Apparently this is not trivial even though http://msdn.microsoft.com/en-us/library/ms165411.aspx says it is.
One build process deletes previously build one (or doesn't even copy first build executable into the folder) so I just have one executable from the project built last.
If built separately, both compile and output respective executables separately.
One project is dependent on the other one (to resolve access conflicts to the reused OBJ files, since one probably holds the handle for too long while the other tries to build).
A mystery I would appreciate a bit of help.

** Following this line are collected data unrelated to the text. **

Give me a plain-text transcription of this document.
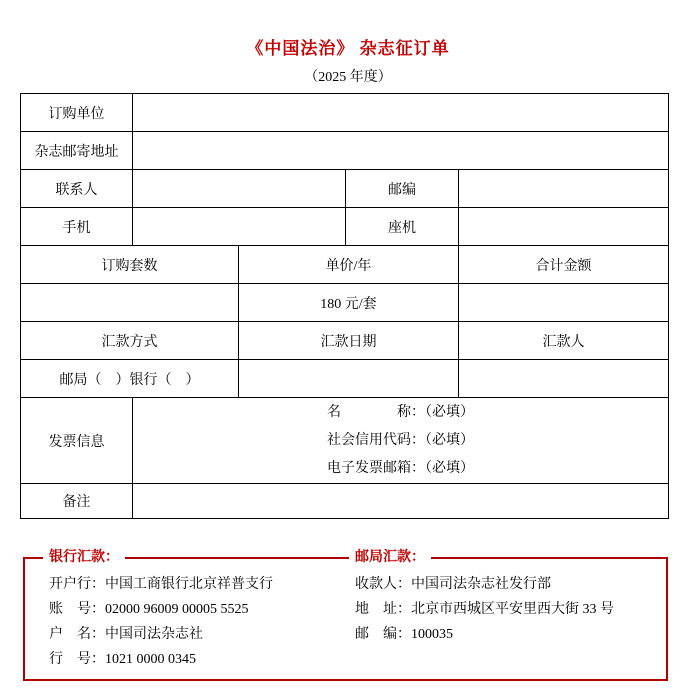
《中国法治》 杂志征订单
（2025 年度）
订购单位				
杂志邮寄地址				
联系人			邮编	
手机			座机	
订购套数		单价/年		合计金额
		180 元/套		
汇款方式		汇款日期		汇款人
邮局（　）银行（　）				
发票信息	名　　　　称：（必填）
社会信用代码：（必填）
电子发票邮箱：（必填）			

备注				
银行汇款：	邮局汇款：
开户行：中国工商银行北京祥普支行
账　号：02000 96009 00005 5525
户　名：中国司法杂志社
行　号：1021 0000 0345
收款人：中国司法杂志社发行部
地　址：北京市西城区平安里西大街 33 号
邮　编：100035
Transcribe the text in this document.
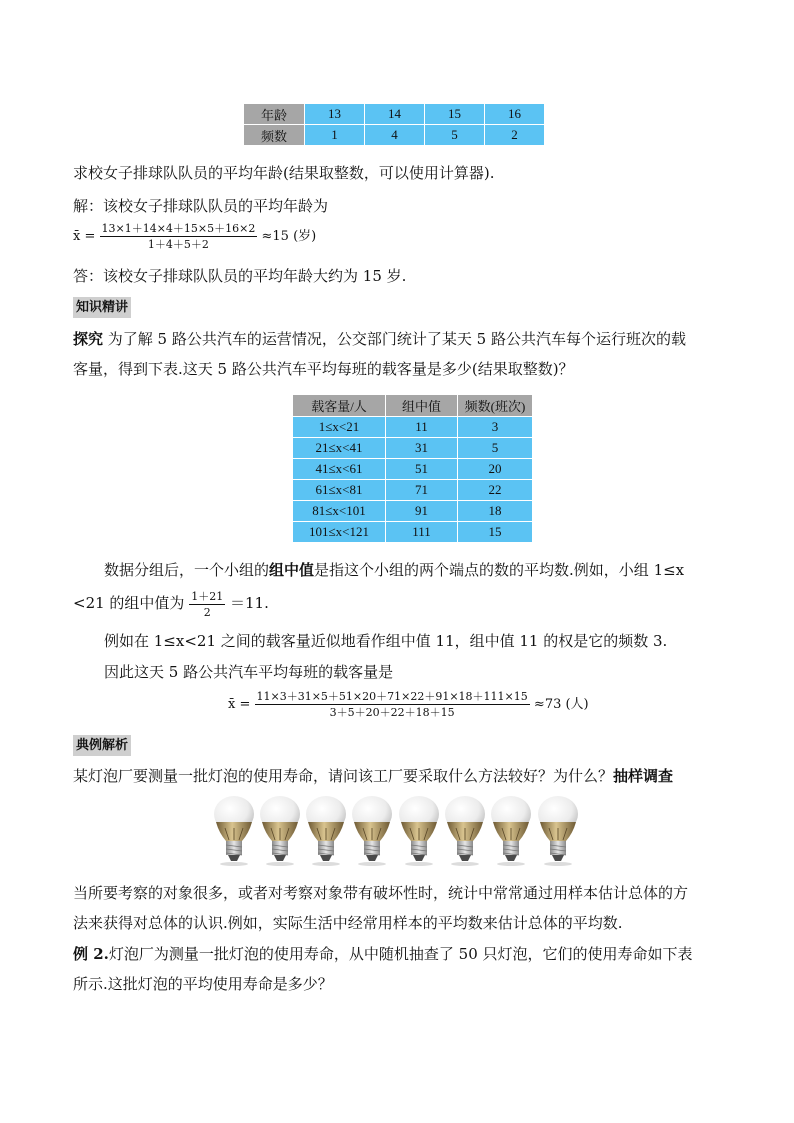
年龄	13	14	15	16
频数	1	4	5	2
求校女子排球队队员的平均年龄(结果取整数，可以使用计算器).
解：该校女子排球队队员的平均年龄为
x̄ = $\frac{13\times 1+14\times 4+15\times 5+16\times 2}{1+4+5+2} \approx 15$ (岁)
答：该校女子排球队队员的平均年龄大约为 15 岁.
知识精讲
探究 为了解 5 路公共汽车的运营情况，公交部门统计了某天 5 路公共汽车每个运行班次的载
客量，得到下表.这天 5 路公共汽车平均每班的载客量是多少(结果取整数)？
载客量/人	组中值	频数(班次)
1≤x<21	11	3
21≤x<41	31	5
41≤x<61	51	20
61≤x<81	71	22
81≤x<101	91	18
101≤x<121	111	15
数据分组后，一个小组的组中值是指这个小组的两个端点的数的平均数.例如，小组 1≤x
<21 的组中值为 $\frac{1+21}{2} =11$.
例如在 1≤x<21 之间的载客量近似地看作组中值 11，组中值 11 的权是它的频数 3.
因此这天 5 路公共汽车平均每班的载客量是
x̄ = $\frac{11\times 3+31\times 5+51\times 20+71\times 22+91\times 18+111\times 15}{3+5+20+22+18+15} \approx 73$ (人)
典例解析
某灯泡厂要测量一批灯泡的使用寿命，请问该工厂要采取什么方法较好？为什么？抽样调查
当所要考察的对象很多，或者对考察对象带有破坏性时，统计中常常通过用样本估计总体的方
法来获得对总体的认识.例如，实际生活中经常用样本的平均数来估计总体的平均数.
例 2.灯泡厂为测量一批灯泡的使用寿命，从中随机抽查了 50 只灯泡，它们的使用寿命如下表
所示.这批灯泡的平均使用寿命是多少？
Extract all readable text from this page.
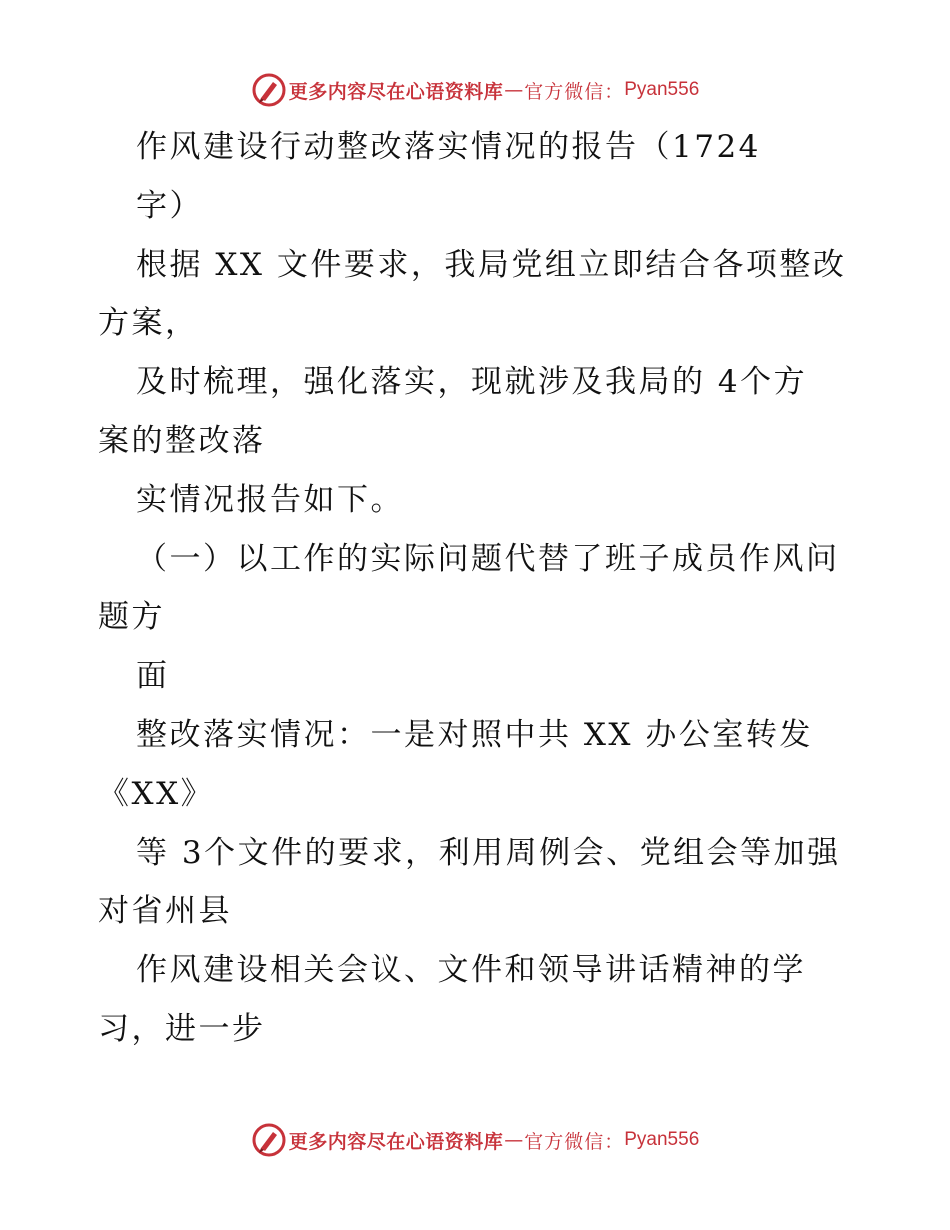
更多内容尽在心语资料库 — 官方微信： Pyan556
作风建设行动整改落实情况的报告（1724
字）
根据 XX 文件要求，我局党组立即结合各项整改
方案，
及时梳理，强化落实，现就涉及我局的 4个方
案的整改落
实情况报告如下。
（一）以工作的实际问题代替了班子成员作风问
题方
面
整改落实情况：一是对照中共 XX 办公室转发
《XX》
等 3个文件的要求，利用周例会、党组会等加强
对省州县
作风建设相关会议、文件和领导讲话精神的学
习，进一步
更多内容尽在心语资料库 — 官方微信： Pyan556
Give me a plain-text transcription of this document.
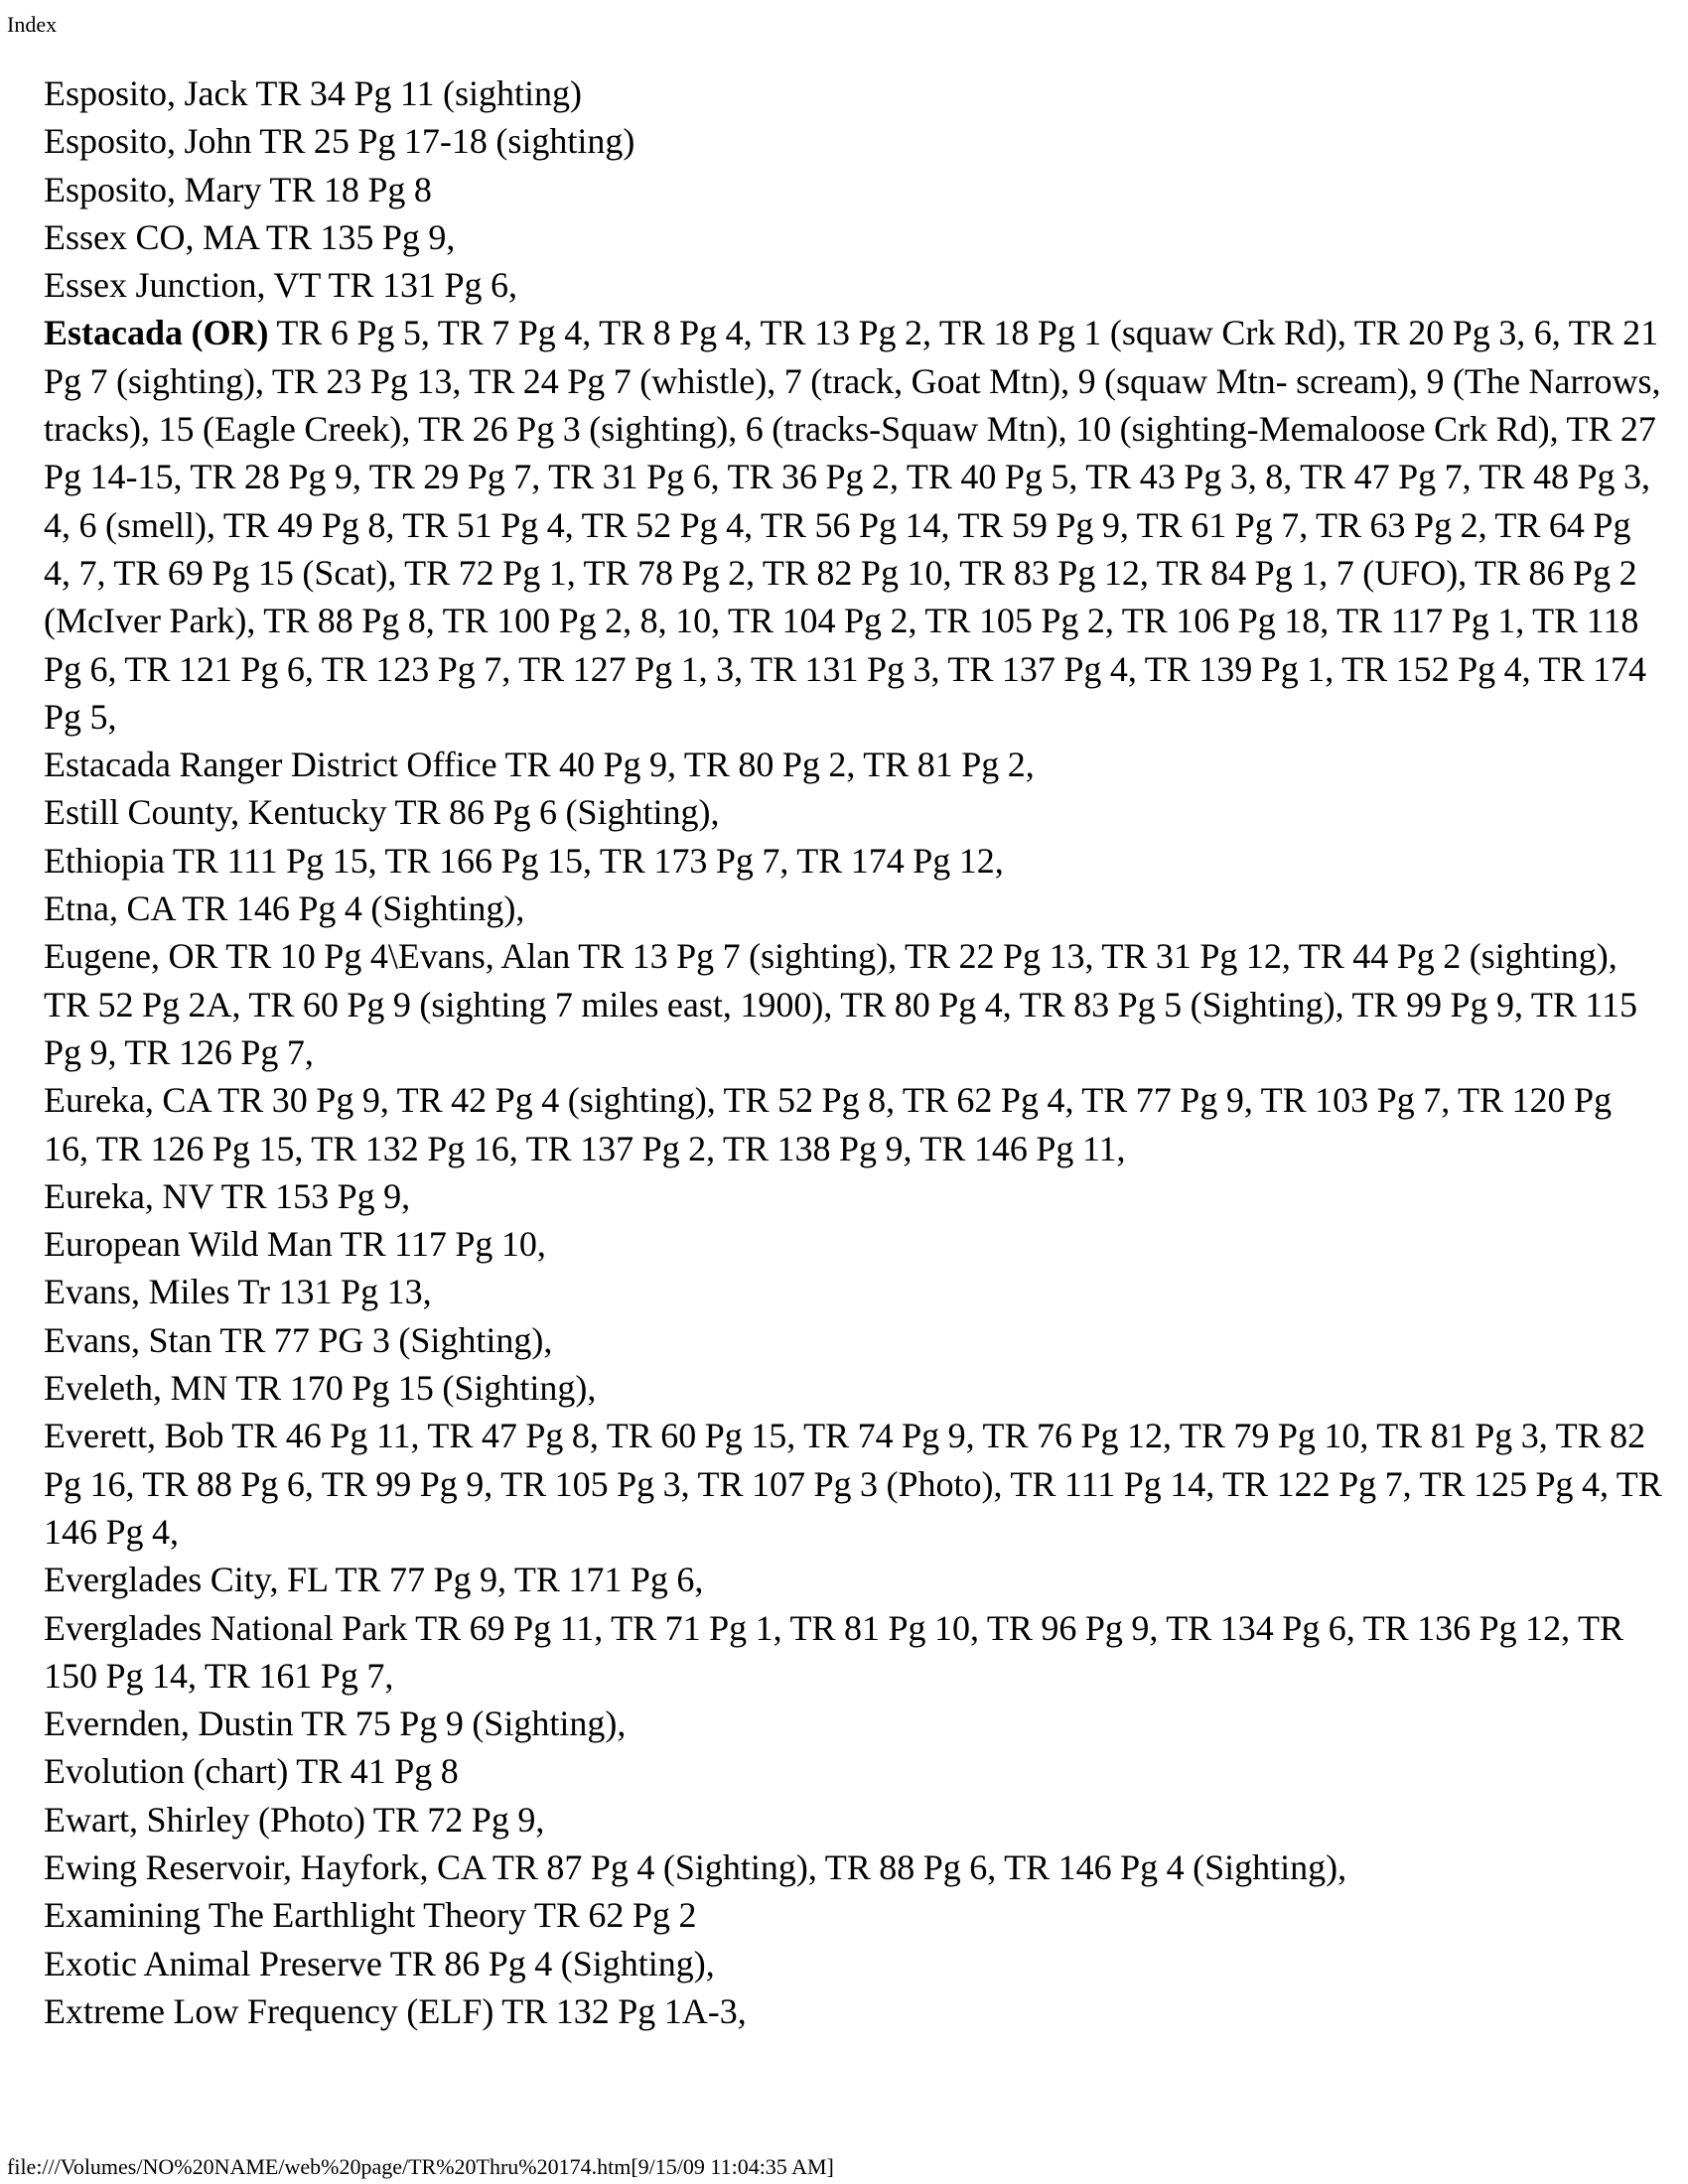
Index
Esposito, Jack TR 34 Pg 11 (sighting)
Esposito, John TR 25 Pg 17-18 (sighting)
Esposito, Mary TR 18 Pg 8
Essex CO, MA TR 135 Pg 9,
Essex Junction, VT TR 131 Pg 6,
Estacada (OR) TR 6 Pg 5, TR 7 Pg 4, TR 8 Pg 4, TR 13 Pg 2, TR 18 Pg 1 (squaw Crk Rd), TR 20 Pg 3, 6, TR 21 Pg 7 (sighting), TR 23 Pg 13, TR 24 Pg 7 (whistle), 7 (track, Goat Mtn), 9 (squaw Mtn- scream), 9 (The Narrows, tracks), 15 (Eagle Creek), TR 26 Pg 3 (sighting), 6 (tracks-Squaw Mtn), 10 (sighting-Memaloose Crk Rd), TR 27 Pg 14-15, TR 28 Pg 9, TR 29 Pg 7, TR 31 Pg 6, TR 36 Pg 2, TR 40 Pg 5, TR 43 Pg 3, 8, TR 47 Pg 7, TR 48 Pg 3, 4, 6 (smell), TR 49 Pg 8, TR 51 Pg 4, TR 52 Pg 4, TR 56 Pg 14, TR 59 Pg 9, TR 61 Pg 7, TR 63 Pg 2, TR 64 Pg 4, 7, TR 69 Pg 15 (Scat), TR 72 Pg 1, TR 78 Pg 2, TR 82 Pg 10, TR 83 Pg 12, TR 84 Pg 1, 7 (UFO), TR 86 Pg 2 (McIver Park), TR 88 Pg 8, TR 100 Pg 2, 8, 10, TR 104 Pg 2, TR 105 Pg 2, TR 106 Pg 18, TR 117 Pg 1, TR 118 Pg 6, TR 121 Pg 6, TR 123 Pg 7, TR 127 Pg 1, 3, TR 131 Pg 3, TR 137 Pg 4, TR 139 Pg 1, TR 152 Pg 4, TR 174 Pg 5,
Estacada Ranger District Office TR 40 Pg 9, TR 80 Pg 2, TR 81 Pg 2,
Estill County, Kentucky TR 86 Pg 6 (Sighting),
Ethiopia TR 111 Pg 15, TR 166 Pg 15, TR 173 Pg 7, TR 174 Pg 12,
Etna, CA TR 146 Pg 4 (Sighting),
Eugene, OR TR 10 Pg 4\Evans, Alan TR 13 Pg 7 (sighting), TR 22 Pg 13, TR 31 Pg 12, TR 44 Pg 2 (sighting), TR 52 Pg 2A, TR 60 Pg 9 (sighting 7 miles east, 1900), TR 80 Pg 4, TR 83 Pg 5 (Sighting), TR 99 Pg 9, TR 115 Pg 9, TR 126 Pg 7,
Eureka, CA TR 30 Pg 9, TR 42 Pg 4 (sighting), TR 52 Pg 8, TR 62 Pg 4, TR 77 Pg 9, TR 103 Pg 7, TR 120 Pg 16, TR 126 Pg 15, TR 132 Pg 16, TR 137 Pg 2, TR 138 Pg 9, TR 146 Pg 11,
Eureka, NV TR 153 Pg 9,
European Wild Man TR 117 Pg 10,
Evans, Miles Tr 131 Pg 13,
Evans, Stan TR 77 PG 3 (Sighting),
Eveleth, MN TR 170 Pg 15 (Sighting),
Everett, Bob TR 46 Pg 11, TR 47 Pg 8, TR 60 Pg 15, TR 74 Pg 9, TR 76 Pg 12, TR 79 Pg 10, TR 81 Pg 3, TR 82 Pg 16, TR 88 Pg 6, TR 99 Pg 9, TR 105 Pg 3, TR 107 Pg 3 (Photo), TR 111 Pg 14, TR 122 Pg 7, TR 125 Pg 4, TR 146 Pg 4,
Everglades City, FL TR 77 Pg 9, TR 171 Pg 6,
Everglades National Park TR 69 Pg 11, TR 71 Pg 1, TR 81 Pg 10, TR 96 Pg 9, TR 134 Pg 6, TR 136 Pg 12, TR 150 Pg 14, TR 161 Pg 7,
Evernden, Dustin TR 75 Pg 9 (Sighting),
Evolution (chart) TR 41 Pg 8
Ewart, Shirley (Photo) TR 72 Pg 9,
Ewing Reservoir, Hayfork, CA TR 87 Pg 4 (Sighting), TR 88 Pg 6, TR 146 Pg 4 (Sighting),
Examining The Earthlight Theory TR 62 Pg 2
Exotic Animal Preserve TR 86 Pg 4 (Sighting),
Extreme Low Frequency (ELF) TR 132 Pg 1A-3,
file:///Volumes/NO%20NAME/web%20page/TR%20Thru%20174.htm[9/15/09 11:04:35 AM]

You can redirect visual studio to any folder you want by going to the project property pages and then changing the output directory field of both folders to the same location (either in absolute or relative location). The two project cannot have the same name (actually the name of the executable must be different as perhaps some other auxiliary files generated) or else generating one project will erase the other.
Above I answered your question, but I believe that you are approaching things from the wrong point. if you have common code, create a library project/folder. Place it somewhere and add the source code itself to each project, so each project can use it, or you can actually generate the lib file itself with a header containing prototypes of the functions in the lib file, and then use a header file and the lib file in each project.
Use Visual Studio's VC++ Directories tab to point to the lib folder and to the header file.
This is usually the right approach which can avoid headaches (if you accidentally change source code in one project and it affects the other one. With lib file you're forced to make a bit more thoughtful changes).
Another benefit is that you don't have to recompile it each time, even if you clean it (you will always rebuild if you clean and use source code).